Pakistan decided Sunday to temporarily suspend incoming pedestrian movement at overland border crossings with Afghanistan and Iran to “restrain import of any new mutation” of the coronavirus.
The restriction will take effect Tuesday night and remain in place until May 20, said the National Command and Operation Center (NCOC), which oversees Pakistan’s response to the outbreak.
Pakistani nationals in Afghanistan and Iran, as well as Afghans seeking extreme emergency medical treatment in Pakistan will, however, be allowed to enter the country. All outbound pedestrian movement will be permissible, the statement said.
The tightened border controls come a day after officials in the southern Pakistani province of Sindh said they had detected the South African and Brazilian coronavirus variants in “some samples.” The highly contagious variants have raised fears of escalations in new infections.
A British variant, however, officially remains the primary source of the current surge in infections across Pakistan.
The country of about 220 million people detected the virus a year ago and has since reported more than 18,000 deaths among an estimated 830,000 infections. They included 113 deaths and 4,414 new cases authorities reported Sunday.
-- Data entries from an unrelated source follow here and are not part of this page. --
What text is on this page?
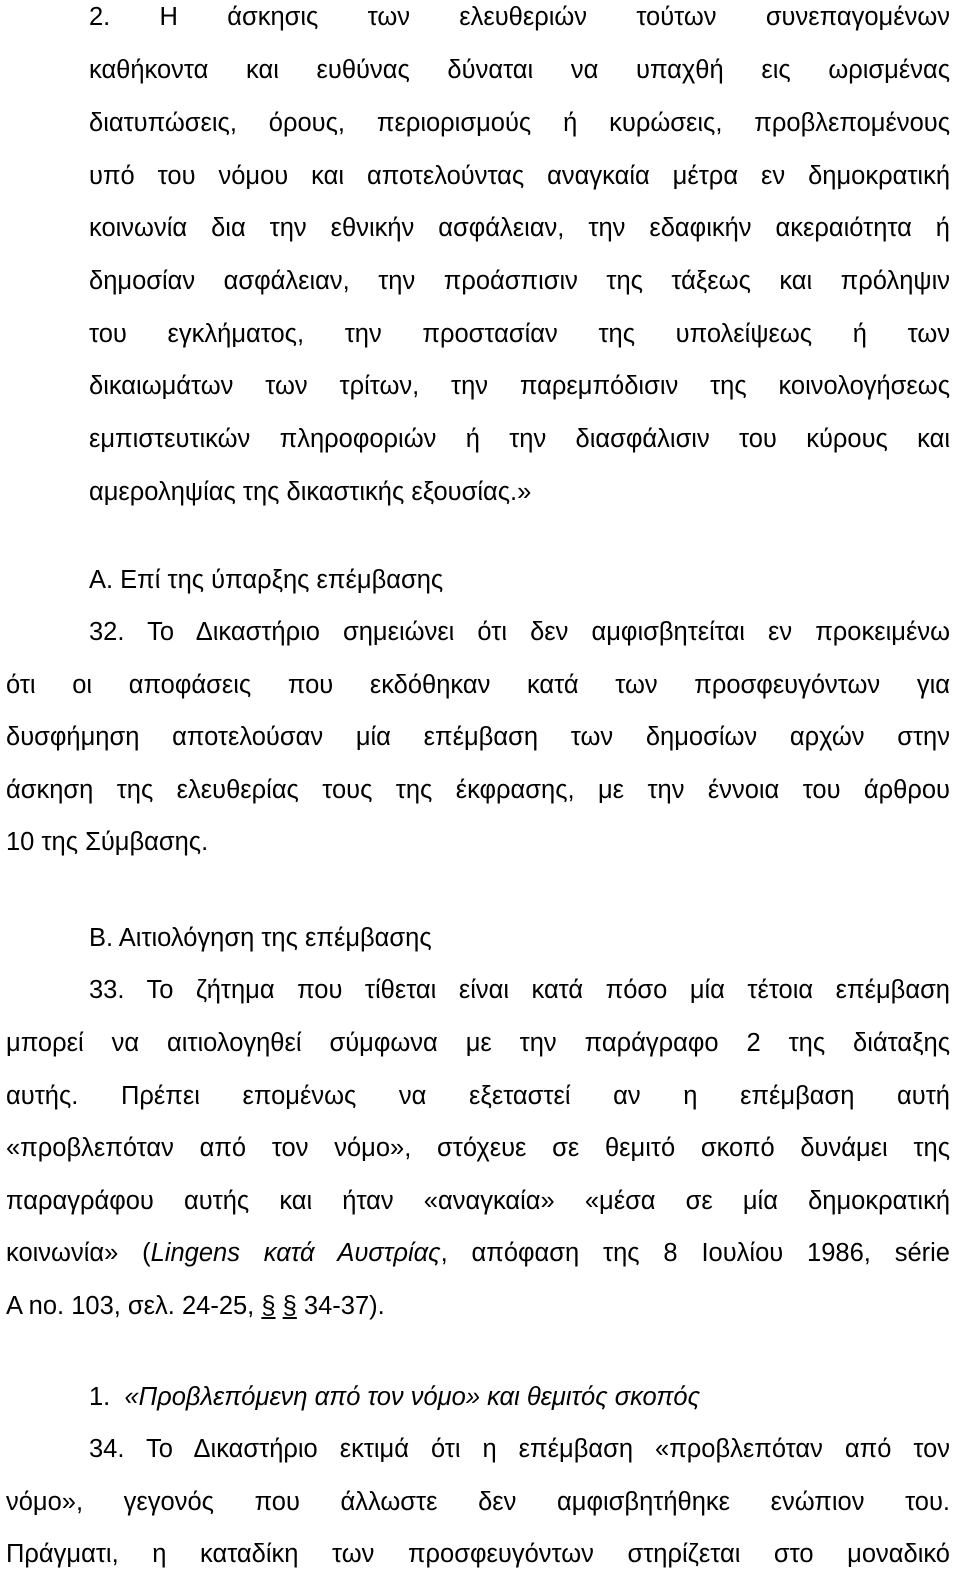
2. Η άσκησις των ελευθεριών τούτων συνεπαγομένων
καθήκοντα και ευθύνας δύναται να υπαχθή εις ωρισμένας
διατυπώσεις, όρους, περιορισμούς ή κυρώσεις, προβλεπομένους
υπό του νόμου και αποτελούντας αναγκαία μέτρα εν δημοκρατική
κοινωνία δια την εθνικήν ασφάλειαν, την εδαφικήν ακεραιότητα ή
δημοσίαν ασφάλειαν, την προάσπισιν της τάξεως και πρόληψιν
του εγκλήματος, την προστασίαν της υπολείψεως ή των
δικαιωμάτων των τρίτων, την παρεμπόδισιν της κοινολογήσεως
εμπιστευτικών πληροφοριών ή την διασφάλισιν του κύρους και
αμεροληψίας της δικαστικής εξουσίας.»
Α. Επί της ύπαρξης επέμβασης
32. Το Δικαστήριο σημειώνει ότι δεν αμφισβητείται εν προκειμένω
ότι οι αποφάσεις που εκδόθηκαν κατά των προσφευγόντων για
δυσφήμηση αποτελούσαν μία επέμβαση των δημοσίων αρχών στην
άσκηση της ελευθερίας τους της έκφρασης, με την έννοια του άρθρου
10 της Σύμβασης.
Β. Αιτιολόγηση της επέμβασης
33. Το ζήτημα που τίθεται είναι κατά πόσο μία τέτοια επέμβαση
μπορεί να αιτιολογηθεί σύμφωνα με την παράγραφο 2 της διάταξης
αυτής. Πρέπει επομένως να εξεταστεί αν η επέμβαση αυτή
«προβλεπόταν από τον νόμο», στόχευε σε θεμιτό σκοπό δυνάμει της
παραγράφου αυτής και ήταν «αναγκαία» «μέσα σε μία δημοκρατική
κοινωνία» (Lingens κατά Αυστρίας, απόφαση της 8 Ιουλίου 1986, série
A no. 103, σελ. 24-25, § § 34-37).
1. «Προβλεπόμενη από τον νόμο» και θεμιτός σκοπός
34. Το Δικαστήριο εκτιμά ότι η επέμβαση «προβλεπόταν από τον
νόμο», γεγονός που άλλωστε δεν αμφισβητήθηκε ενώπιον του.
Πράγματι, η καταδίκη των προσφευγόντων στηρίζεται στο μοναδικό
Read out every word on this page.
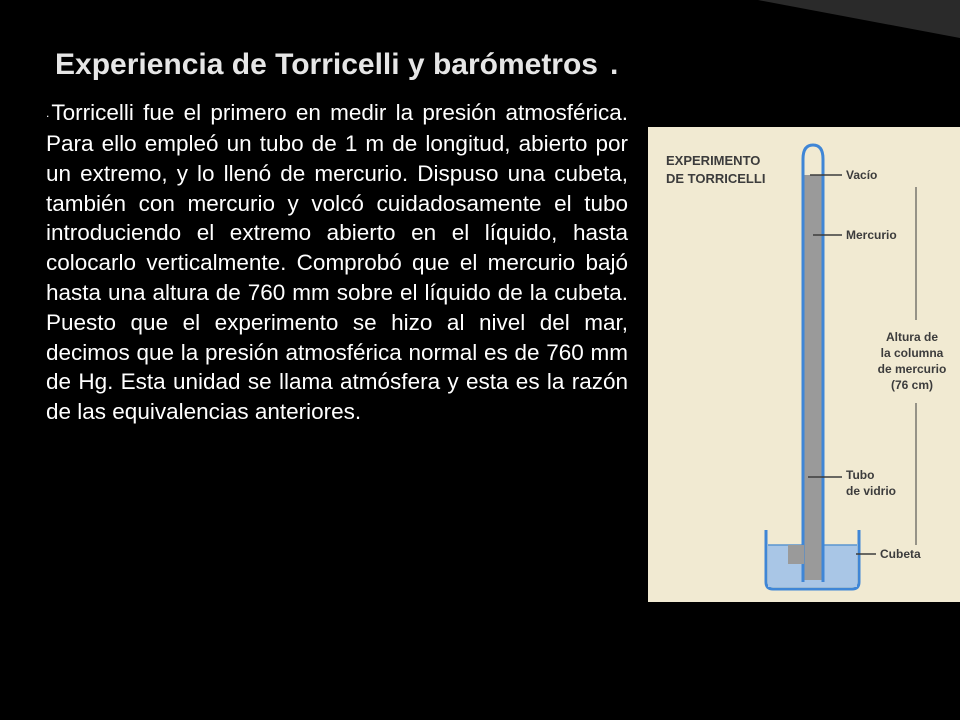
Experiencia de Torricelli y barómetros .
.Torricelli fue el primero en medir la presión atmosférica. Para ello empleó un tubo de 1 m de longitud, abierto por un extremo, y lo llenó de mercurio. Dispuso una cubeta, también con mercurio y volcó cuidadosamente el tubo introduciendo el extremo abierto en el líquido, hasta colocarlo verticalmente. Comprobó que el mercurio bajó hasta una altura de 760 mm sobre el líquido de la cubeta. Puesto que el experimento se hizo al nivel del mar, decimos que la presión atmosférica normal es de 760 mm de Hg. Esta unidad se llama atmósfera y esta es la razón de las equivalencias anteriores.
EXPERIMENTO
DE TORRICELLI	Vacío
Mercurio
Altura de
la columna
de mercurio
(76 cm)
Tubo
de vidrio
Cubeta
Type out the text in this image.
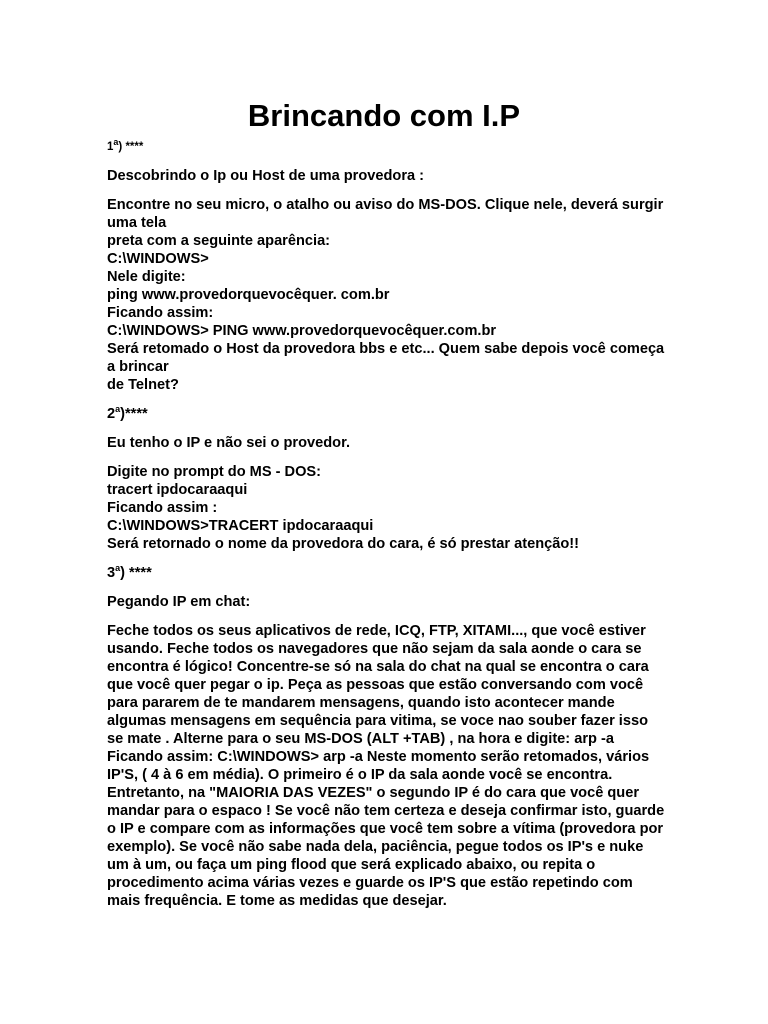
Brincando com I.P

1$^a$) ****

Descobrindo o Ip ou Host de uma provedora :

Encontre no seu micro, o atalho ou aviso do MS-DOS. Clique nele, deverá surgir uma tela
preta com a seguinte aparência:
C:\WINDOWS>
Nele digite:
ping www.provedorquevocêquer. com.br
Ficando assim:
C:\WINDOWS> PING www.provedorquevocêquer.com.br
Será retomado o Host da provedora bbs e etc... Quem sabe depois você começa a brincar
de Telnet?

2$^a$)****

Eu tenho o IP e não sei o provedor.

Digite no prompt do MS - DOS:
tracert ipdocaraaqui
Ficando assim :
C:\WINDOWS>TRACERT ipdocaraaqui
Será retornado o nome da provedora do cara, é só prestar atenção!!

3$^a$) ****

Pegando IP em chat:

Feche todos os seus aplicativos de rede, ICQ, FTP, XITAMI..., que você estiver usando. Feche todos os navegadores que não sejam da sala aonde o cara se encontra é lógico! Concentre-se só na sala do chat na qual se encontra o cara que você quer pegar o ip. Peça as pessoas que estão conversando com você para pararem de te mandarem mensagens, quando isto acontecer mande algumas mensagens em sequência para vitima, se voce nao souber fazer isso se mate . Alterne para o seu MS-DOS (ALT +TAB) , na hora e digite: arp -a Ficando assim: C:\WINDOWS> arp -a Neste momento serão retomados, vários IP'S, ( 4 à 6 em média). O primeiro é o IP da sala aonde você se encontra. Entretanto, na "MAIORIA DAS VEZES" o segundo IP é do cara que você quer mandar para o espaco ! Se você não tem certeza e deseja confirmar isto, guarde o IP e compare com as informações que você tem sobre a vítima (provedora por exemplo). Se você não sabe nada dela, paciência, pegue todos os IP's e nuke um à um, ou faça um ping flood que será explicado abaixo, ou repita o procedimento acima várias vezes e guarde os IP'S que estão repetindo com mais frequência. E tome as medidas que desejar.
The NCOC said the border restriction will not be applicable to bilateral and transit cargo/trade movement with Afghanistan and Iran, but that drivers will undergo “thermal scanning” at border terminals.
Pakistan shares a nearly 2,600-kilometer border with Afghanistan and about a 930-kilometer border with Iran.
Pakistan’s special representative to Afghanistan, Mohammad Sadiq, defended the border restriction, calling it “the most important step” in curbing the wave of infections.
“The spread of COVID-19 is alarming. It is important that we take difficult decisions to protect our people from this scourge,” Sadiq tweeted.
Thousands of Afghan pedestrians travel daily in both directions. They are mostly members of the Afghan refugee community, students and patients seeking treatment in relatively better Pakistani health facilities.
Pakistan has already banned land and air travel from India because of the devastating wave of coronavirus cases across the neighboring country, which on Sunday recorded its highest daily death toll since the start of the pandemic, with nearly 3,700 people dying in 24 hours.
The health crisis in India has sparked fears Pakistan may be next. The traditionally neglected and underfunded Pakistani health care system, critics say, may not be able to sustain the kind of pressure and surge of cases India is experiencing.
The Pakistani government last week called in troops to assist civilian law enforcement agencies in strictly implementing coronavirus public safety measures to stem the record number of deaths from the infection in recent days.
Authorities have placed virus hotspot areas either under complete or partial lockdowns and are racing to increase the number of beds as well ventilators to hospitals across Pakistan to stave off shortages.
Pakistan authorities launched a nationwide vaccination campaign in February but just over 2 million people have so far been inoculated, the lowest rate in South Asia.